À ces paroles, la gauche éclatait en applaudissements ; le parti des aristocrates gardait le silence, et les modérés eux-mêmes semblaient gênés, se demandant s’ils ne résistaient pas, pour le compte du Roi, au delà de ce que désirait le Roi lui-même.

Mais comme cette impression précise et forte se perdait vite dans un long et filandreux discours où abondaient les sous-entendus ! Le Roi insistait si longtemps sur la nécessité de maintenir les distinctions honorifiques de la noblesse, qu’il paraissait un instant que là était le véritable objet de sa démarche. Surtout, il demande à l’Assemblée de fortifier « le pouvoir exécutif » :

« Je ne dois point le mettre en doute ; en achevant votre ouvrage, vous vous occuperez sûrement avec sagesse et avec candeur de raffermissement du pouvoir exécutif, cette condition sans laquelle il ne saurait exister aucun ordre durable au dedans ni aucune considération au dehors. »

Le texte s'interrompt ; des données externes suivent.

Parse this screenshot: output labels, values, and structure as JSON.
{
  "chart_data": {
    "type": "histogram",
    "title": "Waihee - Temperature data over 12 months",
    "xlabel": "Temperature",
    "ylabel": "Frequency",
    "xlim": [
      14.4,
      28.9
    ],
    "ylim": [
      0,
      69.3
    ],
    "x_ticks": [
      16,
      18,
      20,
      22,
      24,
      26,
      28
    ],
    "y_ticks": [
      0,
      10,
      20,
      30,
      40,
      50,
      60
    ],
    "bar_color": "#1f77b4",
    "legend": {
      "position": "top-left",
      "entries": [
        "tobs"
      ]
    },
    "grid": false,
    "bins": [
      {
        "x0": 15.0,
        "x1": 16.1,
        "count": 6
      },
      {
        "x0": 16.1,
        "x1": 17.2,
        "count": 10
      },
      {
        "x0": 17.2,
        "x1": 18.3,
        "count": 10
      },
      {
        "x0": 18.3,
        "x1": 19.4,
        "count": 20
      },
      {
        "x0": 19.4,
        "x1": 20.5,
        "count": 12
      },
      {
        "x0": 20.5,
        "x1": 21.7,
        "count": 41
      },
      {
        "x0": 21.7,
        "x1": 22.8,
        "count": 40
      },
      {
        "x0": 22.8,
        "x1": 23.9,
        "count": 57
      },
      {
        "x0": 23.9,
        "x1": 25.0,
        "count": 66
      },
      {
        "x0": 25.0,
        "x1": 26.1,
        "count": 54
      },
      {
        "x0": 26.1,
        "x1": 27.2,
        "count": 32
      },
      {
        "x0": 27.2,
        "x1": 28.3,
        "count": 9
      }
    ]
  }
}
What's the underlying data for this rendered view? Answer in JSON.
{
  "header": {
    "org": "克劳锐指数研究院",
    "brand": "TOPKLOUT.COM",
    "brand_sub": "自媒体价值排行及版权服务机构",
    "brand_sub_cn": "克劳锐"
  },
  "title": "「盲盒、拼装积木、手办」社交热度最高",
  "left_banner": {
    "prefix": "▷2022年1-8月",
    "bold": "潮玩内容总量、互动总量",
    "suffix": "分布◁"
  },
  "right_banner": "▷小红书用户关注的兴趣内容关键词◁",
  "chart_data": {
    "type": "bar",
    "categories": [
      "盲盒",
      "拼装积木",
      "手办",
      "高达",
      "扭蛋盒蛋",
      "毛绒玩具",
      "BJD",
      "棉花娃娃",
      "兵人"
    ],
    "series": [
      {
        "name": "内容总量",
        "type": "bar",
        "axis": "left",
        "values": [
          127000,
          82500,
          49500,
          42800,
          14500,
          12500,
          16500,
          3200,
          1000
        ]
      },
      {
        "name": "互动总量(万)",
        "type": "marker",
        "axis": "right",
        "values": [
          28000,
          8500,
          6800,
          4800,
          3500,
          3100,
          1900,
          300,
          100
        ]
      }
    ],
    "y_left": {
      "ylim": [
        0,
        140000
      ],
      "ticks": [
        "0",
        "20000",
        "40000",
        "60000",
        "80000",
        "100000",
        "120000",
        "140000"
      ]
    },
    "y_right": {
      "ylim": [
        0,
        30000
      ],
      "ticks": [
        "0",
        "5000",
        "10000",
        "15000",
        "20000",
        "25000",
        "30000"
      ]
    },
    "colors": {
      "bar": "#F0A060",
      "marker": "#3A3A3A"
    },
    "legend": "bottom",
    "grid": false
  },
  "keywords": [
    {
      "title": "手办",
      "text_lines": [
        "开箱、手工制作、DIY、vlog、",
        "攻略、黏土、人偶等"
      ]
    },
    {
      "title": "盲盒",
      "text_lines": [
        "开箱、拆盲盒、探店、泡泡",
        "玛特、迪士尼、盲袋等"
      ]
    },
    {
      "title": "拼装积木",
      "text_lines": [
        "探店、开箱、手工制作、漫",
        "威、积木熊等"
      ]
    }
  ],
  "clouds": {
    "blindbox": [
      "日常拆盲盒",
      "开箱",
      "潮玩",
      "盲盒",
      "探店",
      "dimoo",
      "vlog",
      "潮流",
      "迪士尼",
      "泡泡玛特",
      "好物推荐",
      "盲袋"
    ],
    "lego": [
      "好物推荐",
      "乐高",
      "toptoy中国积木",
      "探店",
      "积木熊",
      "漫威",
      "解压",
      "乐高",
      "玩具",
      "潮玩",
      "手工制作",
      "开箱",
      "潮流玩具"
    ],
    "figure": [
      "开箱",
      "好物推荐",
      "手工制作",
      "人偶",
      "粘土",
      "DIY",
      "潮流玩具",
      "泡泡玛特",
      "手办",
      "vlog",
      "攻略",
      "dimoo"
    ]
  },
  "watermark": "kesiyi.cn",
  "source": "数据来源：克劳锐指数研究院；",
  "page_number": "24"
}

C’est Necker qui avait conseillé au Roi cette démarche et qui avait rédigé le discours. Camille Desmoulins, qui avait été averti tout de suite par le tour de sentimentalité phraseuse du prône royal, écrivait dans le no 12 des Révolutions de France et de Brabant :

« On a souri à l’endroit du discours où le prince dit à l’Assemblée :

« Vous vous occuperez avec candeur de l’affermissement du pouvoir exécutif. » On voit bien que le ministre dont il est si aisé de reconnaître le faire dans ce discours, qui y a mis si habilement sa justification dans la bouche du Roi, a su faire de cette harangue un miroir qui réfléchit sa fastidieuse figure. »

Oui, jusqu’en cette démarche qui pouvait être décisive, le Roi n’avait pas su mettre l’accent d’une pensée personnelle et d’une volonté forte. C’est Necker qui, trop visiblement, le faisait mouvoir et parler. C’est Necker qui, blessé dans sa vanité du rôle prépondérant de l’Assemblée, la rappelait, sous prétexte de pouvoir exécutif, au respect de sa propre influence, à la vénération pour ses plans de finance impuissants, médiocres et manqués. Cet éternel refrain de pouvoir exécutif est bien irritant.

Au fond, la Révolution avait l’instinct et le génie du pouvoir exécutif. Pour transformer l’ordre politique et social, elle avait besoin d’une action concentrée et vigoureuse ; ses communes, à peine constituées, se fédérèrent pour agir d’ensemble et puissamment.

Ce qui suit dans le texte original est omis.